Step 3 of the two-step grazing plan could also be titled, “How To Not Graze,” as this by far seems to be the biggest challenge facing pastures in Western Canada and perhaps around the world.
In order for grazing to be successful, we first have to grow forage, and in order to do this to the maximum possible, we need to provide some growing room for that forage. Unlike in many other parts of agriculture, the technology to accomplish this is neither necessarily costly nor extremely technical.
If a farm had only one pasture and grazed it from May to October, every plant could be grazed any and every day of the growing season. If we split the pasture in half and put all of the cows on one side from May to July, and the other side from August to October, we have still put the same number of cows on the same pasture for the same length of time, with the difference that each half of the pasture received three months of free growing time without having the pressure of being grazed. If we are worried about all of our cows only having access to half the pasture, remember it is only for half as long as well. We haven’t taken any more days than before from that pasture, but we have increased its free growth period.
If we were to split the pasture once more into four parts, we could accomplish the same thing, however now each part of the pasture can have three-quarters of the grazing season under “free growth” and so on.
Not all about fencing
At this point I am sure some readers are thinking “This is where he says we need to electric-fence everything and move cows every day,” but that may not be the solution for a lot of land bases. The key is to think in terms of plant growth and how we can allow plants in a grazed area to recover before they are grazed again. In some cases, this may be electric fence (I confess we use a lot of this technology), but in other operations it can look like moving cows up the mountain in the spring and then bringing them downhill in the fall, or combining all of the small summer groups into one large herd that is rotated through the property. Other tools can include moving mineral or water sources around, employing herders or even using tactical fencing. We use all of these tools at home depending upon season and terrain.
Tactical fencing is the process of establishing short fences or gates (sometimes as little as eight to 10 feet) across easy travel paths to control livestock flow. This can allow concentration of livestock into a grazing area and prevent them from returning once they are moved off.
Tactical fencing can be particularly valuable in areas of challenging terrain with difficult access. Cows are generally lazy and like to hang around water and green grass, without climbing hills. Simply pushing cows into an area and blocking off easy return routes can greatly enhance grazing patterns. An example of this could be pushing cattle across a bridge and then blocking access to cross back over that same bridge.
Season of grazing
When we consider plant recovery, another tool can also be season of grazing. For example, a piece of ground may be grazed in the spring when plants are growing rapidly at which point animals may have to be removed fairly quickly to allow plant recovery. At this time of year, plants will tend to recover rapidly and it may be possible to graze the area again later in the year.
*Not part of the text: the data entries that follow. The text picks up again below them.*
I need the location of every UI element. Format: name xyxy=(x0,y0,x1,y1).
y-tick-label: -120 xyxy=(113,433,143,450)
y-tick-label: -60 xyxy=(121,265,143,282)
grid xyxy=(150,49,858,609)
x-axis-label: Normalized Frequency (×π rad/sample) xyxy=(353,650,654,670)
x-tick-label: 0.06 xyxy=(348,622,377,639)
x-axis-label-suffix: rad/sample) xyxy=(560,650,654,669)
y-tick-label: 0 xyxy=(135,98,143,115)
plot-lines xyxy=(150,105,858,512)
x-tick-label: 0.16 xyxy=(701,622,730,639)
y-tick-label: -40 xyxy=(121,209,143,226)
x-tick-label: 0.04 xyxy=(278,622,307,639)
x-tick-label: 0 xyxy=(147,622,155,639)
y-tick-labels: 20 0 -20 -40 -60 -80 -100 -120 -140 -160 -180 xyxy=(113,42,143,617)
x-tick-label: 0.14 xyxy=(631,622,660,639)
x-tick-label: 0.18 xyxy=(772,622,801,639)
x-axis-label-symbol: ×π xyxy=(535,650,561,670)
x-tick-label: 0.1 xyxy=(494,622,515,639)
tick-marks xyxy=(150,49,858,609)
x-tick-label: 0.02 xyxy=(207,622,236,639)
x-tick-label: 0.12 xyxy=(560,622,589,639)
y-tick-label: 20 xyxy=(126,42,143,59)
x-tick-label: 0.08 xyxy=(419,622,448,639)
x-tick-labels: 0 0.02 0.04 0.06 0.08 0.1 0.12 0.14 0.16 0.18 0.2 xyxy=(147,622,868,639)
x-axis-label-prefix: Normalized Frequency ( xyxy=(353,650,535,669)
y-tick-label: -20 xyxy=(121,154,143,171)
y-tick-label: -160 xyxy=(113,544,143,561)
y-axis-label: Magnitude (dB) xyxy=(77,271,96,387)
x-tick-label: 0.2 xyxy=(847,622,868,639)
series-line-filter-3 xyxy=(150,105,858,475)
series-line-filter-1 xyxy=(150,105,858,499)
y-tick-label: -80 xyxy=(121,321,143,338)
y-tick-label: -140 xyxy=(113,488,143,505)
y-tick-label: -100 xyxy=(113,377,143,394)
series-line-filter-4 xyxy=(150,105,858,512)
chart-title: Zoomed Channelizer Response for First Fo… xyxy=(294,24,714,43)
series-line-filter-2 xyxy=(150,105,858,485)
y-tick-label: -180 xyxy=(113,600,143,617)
It is also possible that if allowed to create a stockpiled forage source, that same piece of ground could be grazed much longer in the late fall or winter when the plants are not growing, without damaging the plants. Remember the definition of overgrazing is grazing a plant before it has recovered from the previous grazing event.
When plants are growing slowly they start recovery more slowly, so we can lengthen the grazing period. This is particularly useful in times of drought, when we can slow our pasture rotations (assuming enough forage is available for the livestock base). By slowing down on the pieces we are grazing, we give the pieces we are not grazing a longer recovery time, which they require when growth is limited (in the case of drought limited by moisture).
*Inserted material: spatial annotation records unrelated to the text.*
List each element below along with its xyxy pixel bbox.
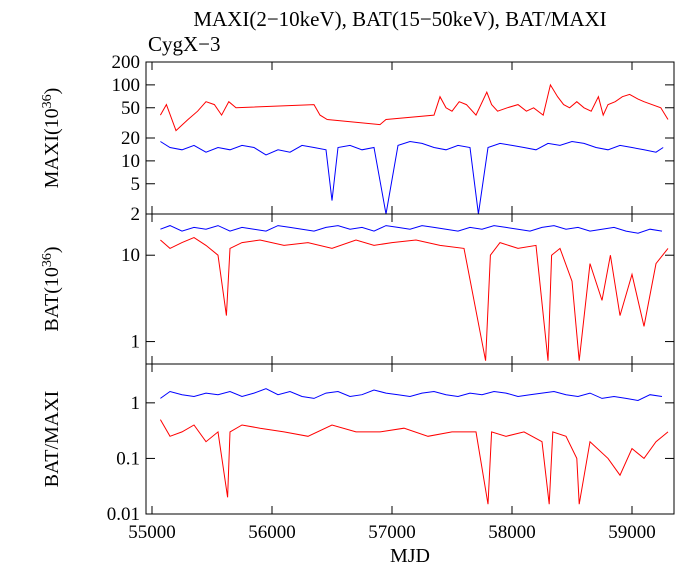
chart-title: MAXI(2−10keV), BAT(15−50keV), BAT/MAXI xyxy=(193,7,606,31)
panel-bottom-ytick-label-2: 1 xyxy=(131,393,141,414)
panel-top-ylabel: MAXI(1036) xyxy=(40,88,64,189)
panel-middle-series-1 xyxy=(160,225,663,234)
xtick-label-4: 59000 xyxy=(608,522,656,543)
panel-middle-series-0 xyxy=(160,237,669,361)
panel-top-series-1 xyxy=(160,140,664,215)
panel-top-ytick-label-3: 20 xyxy=(121,128,140,149)
xtick-label-3: 58000 xyxy=(488,522,536,543)
panel-middle-ytick-label-0: 1 xyxy=(131,332,141,353)
xtick-label-2: 57000 xyxy=(368,522,416,543)
panel-top-ytick-label-1: 5 xyxy=(131,174,141,195)
xtick-label-0: 55000 xyxy=(128,522,176,543)
chart-subtitle: CygX−3 xyxy=(148,32,221,56)
xtick-label-1: 56000 xyxy=(248,522,296,543)
panels: 25102050100200MAXI(1036)110BAT(1036)0.01… xyxy=(40,52,675,567)
panel-bottom-ylabel: BAT/MAXI xyxy=(41,391,63,488)
x-axis-label: MJD xyxy=(390,545,430,567)
panel-bottom-frame xyxy=(145,363,675,515)
panel-top-ytick-label-6: 200 xyxy=(112,52,141,73)
panel-bottom-series-0 xyxy=(159,419,669,505)
panel-middle-ytick-label-1: 10 xyxy=(121,245,140,266)
panel-middle-frame xyxy=(145,213,675,365)
panel-top-ytick-label-2: 10 xyxy=(121,151,140,172)
panel-top-series-0 xyxy=(159,83,669,132)
panel-top-frame xyxy=(145,61,675,215)
panel-top-ytick-label-5: 100 xyxy=(112,75,141,96)
panel-top-ytick-label-0: 2 xyxy=(131,204,141,225)
panel-top-ytick-label-4: 50 xyxy=(121,98,140,119)
panel-bottom-ytick-label-0: 0.01 xyxy=(107,504,140,525)
panel-middle-ylabel: BAT(1036) xyxy=(40,246,64,331)
panel-bottom-series-1 xyxy=(160,388,663,402)
panel-bottom-ytick-label-1: 0.1 xyxy=(116,448,140,469)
One particularly useful piece of infrastructure (although it can be unreliable) to ensure even grazing in bigger pastures is the use of snow. An even snow cover will cause animals to cover the entire landscape and will prevent them from returning to previously grazed areas or concentrating their grazing around a water source. When cattle obtain some water with each mouthful of forage, they do not often seek additional water sources.
Additionally, if there is no new succulent green growth (for example in January) and the forage is shortened by grazing, the cows do not have an incentive to come back and take another bite of an already-grazed plant and they will graze much more evenly over the landscape. The challenge with these approaches can be forage quality and ensuring that the cattle can eat enough of a potentially poor-quality forage to meet their nutritional needs.
Close the gates
Finally, the most important tip I can offer on pasture recovery and not grazing is to shut gates. Many farms and ranches have enough paddocks to, if not eliminate, greatly reduce overgrazing of plants. Leaving gates open once livestock are moved to the next pasture is an open invitation to encourage them to leave the new pasture and return to the recovering pasture with its small succulent nutrient-dense plants. If the goal is to improve pasture productivity, then once grazing animals are removed, they need to be kept off until recovery has happened. This can readily be accomplished by closing gates.
Over the years I have worked with a lot of producers and stolen a lot of ideas for our own place and I have learned that there is no one-size-fits-all solution, but in trying to gain a better return on investment forage management is a key profitability driver for most cattle operations. Hopefully you have some time to do some pasture planning before the grass starts to grow.